ANNIE'S COMING OUT
Australia, 1984, 93 minutes.
Angela Punch Mc Gregor, Drew Forsythe, Tina Ahrondis, Monica Maughan, Simon Chilvers, Wallas Eaton, Charles Tingwell.
Director: Gil Brearley.
Annie's Coming Out is based on a book by Rosemary Crosswell about her experiences in Melbourne during the 1970s. The movie is a slightly fictionalised account of an actual case.
The movie is a plea for consideration of children who are hospitalised and treated without real affection. It is also a plea for those with debilitating illnesses, like cerebral palsy, which give the impression that the children have low and undeveloped intelligence. Five years after this movie, audiences worldwide responded sympathetically to the life of Irishman, Christy Brown, who also suffered from severe cerebral palsy, in My Left Foot.
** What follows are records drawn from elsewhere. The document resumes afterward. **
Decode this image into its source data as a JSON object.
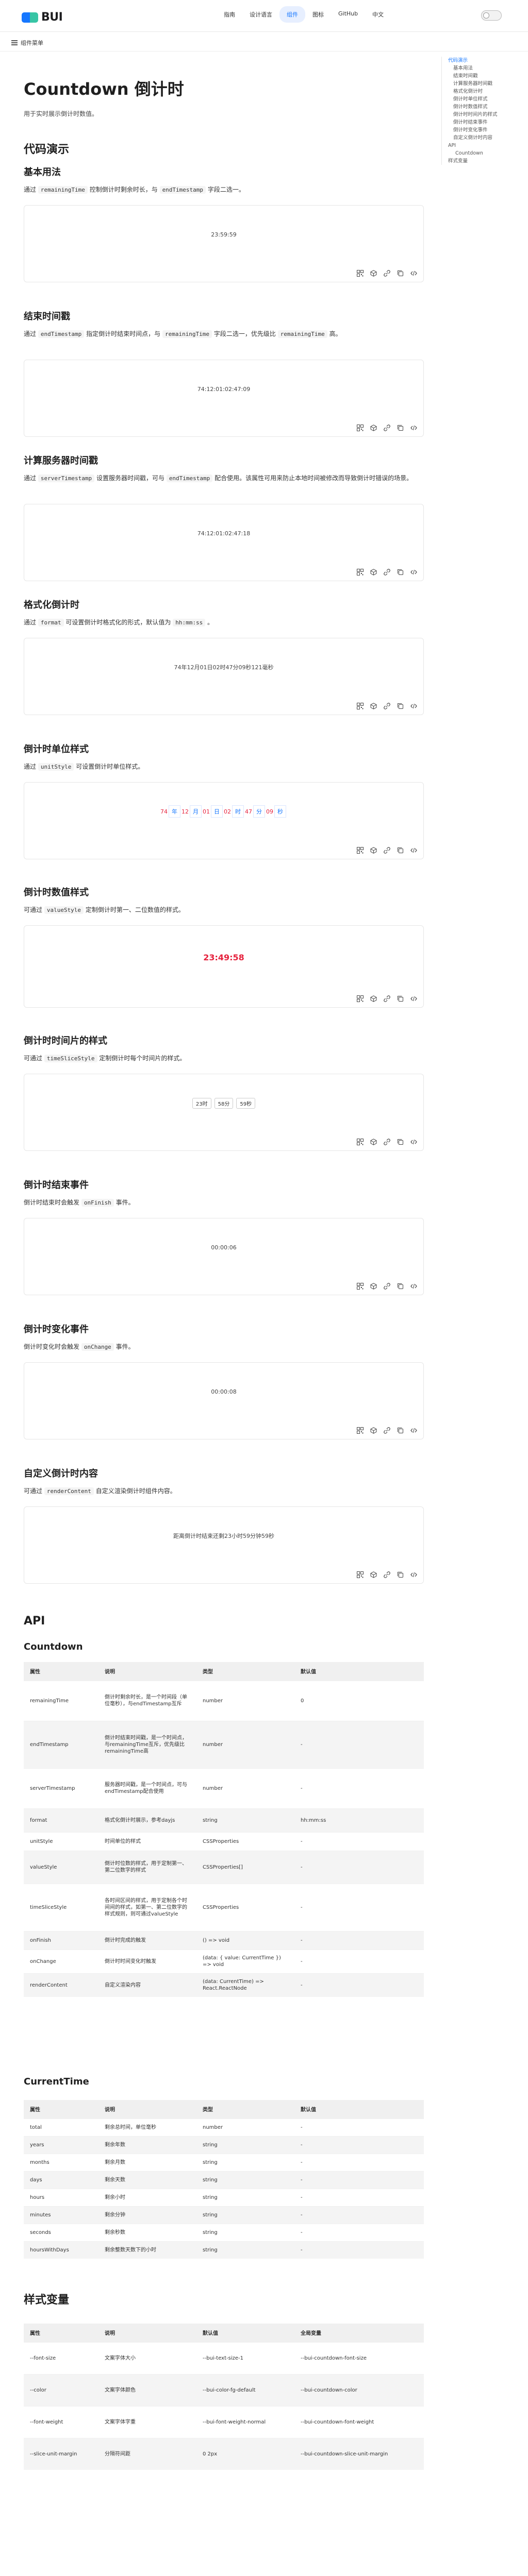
{
  "header": {
    "logo_text": "BUI",
    "nav": [
      "指南",
      "设计语言",
      "组件",
      "图标",
      "GitHub",
      "中文"
    ],
    "active_nav": "组件"
  },
  "subbar": {
    "menu_label": "组件菜单"
  },
  "toc": {
    "items": [
      {
        "label": "代码演示",
        "level": 1,
        "active": true
      },
      {
        "label": "基本用法",
        "level": 2
      },
      {
        "label": "结束时间戳",
        "level": 2
      },
      {
        "label": "计算服务器时间戳",
        "level": 2
      },
      {
        "label": "格式化倒计时",
        "level": 2
      },
      {
        "label": "倒计时单位样式",
        "level": 2
      },
      {
        "label": "倒计时数值样式",
        "level": 2
      },
      {
        "label": "倒计时时间片的样式",
        "level": 2
      },
      {
        "label": "倒计时结束事件",
        "level": 2
      },
      {
        "label": "倒计时变化事件",
        "level": 2
      },
      {
        "label": "自定义倒计时内容",
        "level": 2
      },
      {
        "label": "API",
        "level": 1
      },
      {
        "label": "Countdown",
        "level": 3
      },
      {
        "label": "样式变量",
        "level": 1
      }
    ]
  },
  "page": {
    "title": "Countdown 倒计时",
    "intro": "用于实时展示倒计时数值。",
    "demo_heading": "代码演示"
  },
  "demos": [
    {
      "title": "基本用法",
      "desc": [
        {
          "t": "通过 "
        },
        {
          "c": "remainingTime"
        },
        {
          "t": " 控制倒计时剩余时长，与 "
        },
        {
          "c": "endTimestamp"
        },
        {
          "t": " 字段二选一。"
        }
      ],
      "preview": "23:59:59"
    },
    {
      "title": "结束时间戳",
      "desc": [
        {
          "t": "通过 "
        },
        {
          "c": "endTimestamp"
        },
        {
          "t": " 指定倒计时结束时间点，与 "
        },
        {
          "c": "remainingTime"
        },
        {
          "t": " 字段二选一，优先级比 "
        },
        {
          "c": "remainingTime"
        },
        {
          "t": " 高。"
        }
      ],
      "preview": "74:12:01:02:47:09"
    },
    {
      "title": "计算服务器时间戳",
      "desc": [
        {
          "t": "通过 "
        },
        {
          "c": "serverTimestamp"
        },
        {
          "t": " 设置服务器时间戳，可与 "
        },
        {
          "c": "endTimestamp"
        },
        {
          "t": " 配合使用。该属性可用来防止本地时间被修改而导致倒计时错误的场景。"
        }
      ],
      "preview": "74:12:01:02:47:18"
    },
    {
      "title": "格式化倒计时",
      "desc": [
        {
          "t": "通过 "
        },
        {
          "c": "format"
        },
        {
          "t": " 可设置倒计时格式化的形式，默认值为 "
        },
        {
          "c": "hh:mm:ss"
        },
        {
          "t": " 。"
        }
      ],
      "preview": "74年12月01日02时47分09秒121毫秒"
    },
    {
      "title": "倒计时单位样式",
      "desc": [
        {
          "t": "通过 "
        },
        {
          "c": "unitStyle"
        },
        {
          "t": " 可设置倒计时单位样式。"
        }
      ],
      "preview_segments": [
        "74",
        "年",
        "12",
        "月",
        "01",
        "日",
        "02",
        "时",
        "47",
        "分",
        "09",
        "秒"
      ]
    },
    {
      "title": "倒计时数值样式",
      "desc": [
        {
          "t": "可通过 "
        },
        {
          "c": "valueStyle"
        },
        {
          "t": " 定制倒计时第一、二位数值的样式。"
        }
      ],
      "preview": "23:49:58"
    },
    {
      "title": "倒计时时间片的样式",
      "desc": [
        {
          "t": "可通过 "
        },
        {
          "c": "timeSliceStyle"
        },
        {
          "t": " 定制倒计时每个时间片的样式。"
        }
      ],
      "preview_slices": [
        "23时",
        "58分",
        "59秒"
      ]
    },
    {
      "title": "倒计时结束事件",
      "desc": [
        {
          "t": "倒计时结束时会触发 "
        },
        {
          "c": "onFinish"
        },
        {
          "t": " 事件。"
        }
      ],
      "preview": "00:00:06"
    },
    {
      "title": "倒计时变化事件",
      "desc": [
        {
          "t": "倒计时变化时会触发 "
        },
        {
          "c": "onChange"
        },
        {
          "t": " 事件。"
        }
      ],
      "preview": "00:00:08"
    },
    {
      "title": "自定义倒计时内容",
      "desc": [
        {
          "t": "可通过 "
        },
        {
          "c": "renderContent"
        },
        {
          "t": " 自定义渲染倒计时组件内容。"
        }
      ],
      "preview": "距离倒计时结束还剩23小时59分钟59秒"
    }
  ],
  "api": {
    "heading": "API",
    "countdown_heading": "Countdown",
    "headers": [
      "属性",
      "说明",
      "类型",
      "默认值"
    ],
    "rows": [
      [
        "remainingTime",
        "倒计时剩余时长，是一个时间段（单位毫秒），与endTimestamp互斥",
        "number",
        "0"
      ],
      [
        "endTimestamp",
        "倒计时结束时间戳，是一个时间点，与remainingTime互斥，优先级比remainingTime高",
        "number",
        "-"
      ],
      [
        "serverTimestamp",
        "服务器时间戳，是一个时间点，可与endTimestamp配合使用",
        "number",
        "-"
      ],
      [
        "format",
        "格式化倒计时展示，参考dayjs",
        "string",
        "hh:mm:ss"
      ],
      [
        "unitStyle",
        "时间单位的样式",
        "CSSProperties",
        "-"
      ],
      [
        "valueStyle",
        "倒计时位数的样式，用于定制第一、第二位数字的样式",
        "CSSProperties[]",
        "-"
      ],
      [
        "timeSliceStyle",
        "各时间区间的样式，用于定制各个时间间的样式，如第一、第二位数字的样式规则，则可通过valueStyle",
        "CSSProperties",
        "-"
      ],
      [
        "onFinish",
        "倒计时完成的触发",
        "() => void",
        "-"
      ],
      [
        "onChange",
        "倒计时时间变化时触发",
        "(data: { value: CurrentTime }) => void",
        "-"
      ],
      [
        "renderContent",
        "自定义渲染内容",
        "(data: CurrentTime) => React.ReactNode",
        "-"
      ]
    ],
    "current_heading": "CurrentTime",
    "current_headers": [
      "属性",
      "说明",
      "类型",
      "默认值"
    ],
    "current_rows": [
      [
        "total",
        "剩余总时间，单位毫秒",
        "number",
        "-"
      ],
      [
        "years",
        "剩余年数",
        "string",
        "-"
      ],
      [
        "months",
        "剩余月数",
        "string",
        "-"
      ],
      [
        "days",
        "剩余天数",
        "string",
        "-"
      ],
      [
        "hours",
        "剩余小时",
        "string",
        "-"
      ],
      [
        "minutes",
        "剩余分钟",
        "string",
        "-"
      ],
      [
        "seconds",
        "剩余秒数",
        "string",
        "-"
      ],
      [
        "hoursWithDays",
        "剩余整数天数下的小时",
        "string",
        "-"
      ]
    ]
  },
  "style_vars": {
    "heading": "样式变量",
    "headers": [
      "属性",
      "说明",
      "默认值",
      "全局变量"
    ],
    "rows": [
      [
        "--font-size",
        "文案字体大小",
        "--bui-text-size-1",
        "--bui-countdown-font-size"
      ],
      [
        "--color",
        "文案字体颜色",
        "--bui-color-fg-default",
        "--bui-countdown-color"
      ],
      [
        "--font-weight",
        "文案字体字重",
        "--bui-font-weight-normal",
        "--bui-countdown-font-weight"
      ],
      [
        "--slice-unit-margin",
        "分隔符间距",
        "0 2px",
        "--bui-countdown-slice-unit-margin"
      ]
    ]
  },
  "colors": {
    "accent": "#1677ff",
    "red": "#e6223d",
    "brand_green": "#37c5a5"
  }
}
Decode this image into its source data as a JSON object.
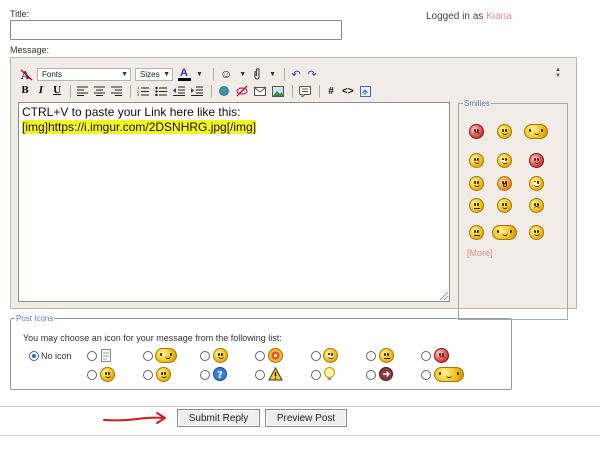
{
  "form": {
    "title_label": "Title:",
    "title_value": "",
    "logged_in_prefix": "Logged in as",
    "username": "Kiana",
    "message_label": "Message:"
  },
  "toolbar": {
    "font_select": "Fonts",
    "size_select": "Sizes",
    "bold": "B",
    "italic": "I",
    "underline": "U",
    "hash": "#",
    "code": "<>"
  },
  "message": {
    "line1": "CTRL+V to paste your Link here like this:",
    "line2": "[img]https://i.imgur.com/2DSNHRG.jpg[/img]"
  },
  "smilies": {
    "legend": "Smilies",
    "more_link": "[More]"
  },
  "post_icons": {
    "legend": "Post Icons",
    "instruction": "You may choose an icon for your message from the following list:",
    "no_icon_label": "No icon",
    "selected": "no-icon"
  },
  "buttons": {
    "submit": "Submit Reply",
    "preview": "Preview Post"
  },
  "colors": {
    "accent_link": "#e98b8b",
    "legend_blue": "#5b7fc3",
    "highlight": "#f7f71e",
    "arrow_red": "#d01c1c"
  }
}
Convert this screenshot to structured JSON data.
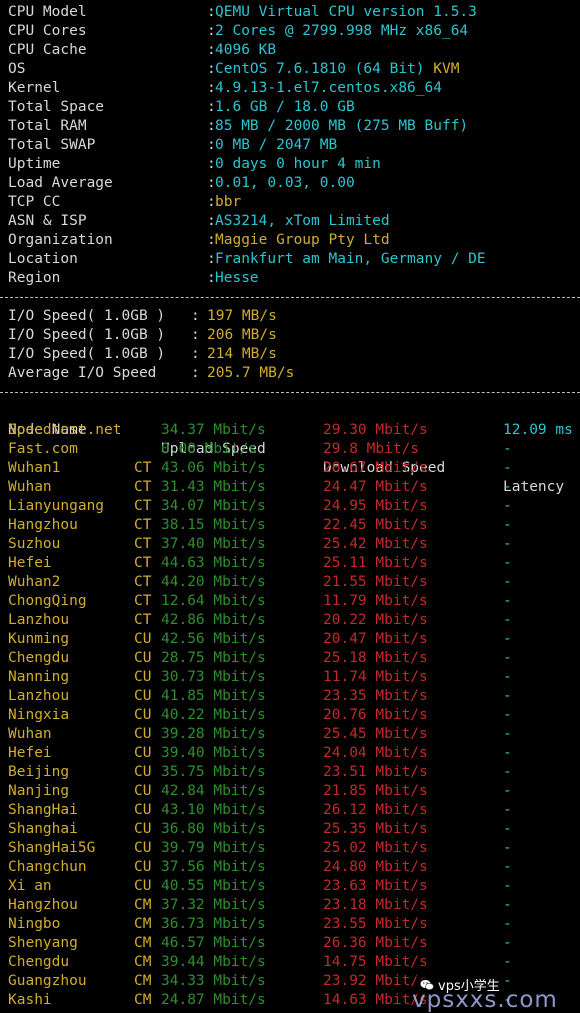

There are some very powerful scenes at the opening of the movie when Jessica first goes through the wards and first sees the children. The screenplay also contains clashes of opinion about the status of the children's quality of life and how easy it is to dismiss them, ignore them or deride them.
Annie's Coming Out won Australian Film Institute awards in 1984 for Best Film and for Best Actress, Angela Punch Mc Gregor, one of Australia's leading stars of the 1970s and 1980s. She gives a vigorous performance, carrying audience sympathy along with her. It is also easy to see how her vigour and success alienated staff who were doing their best for the children.
1. The acclaim given to the film? Its quality? Impact?
2. An authentic story? A true story with fictional elements? Credible? Melbourne in the '70s: hospital treatment of the disabled, the retarded? Attitudes of hospital administration? Health Commission? Staff, Rosemary Crossley within this context?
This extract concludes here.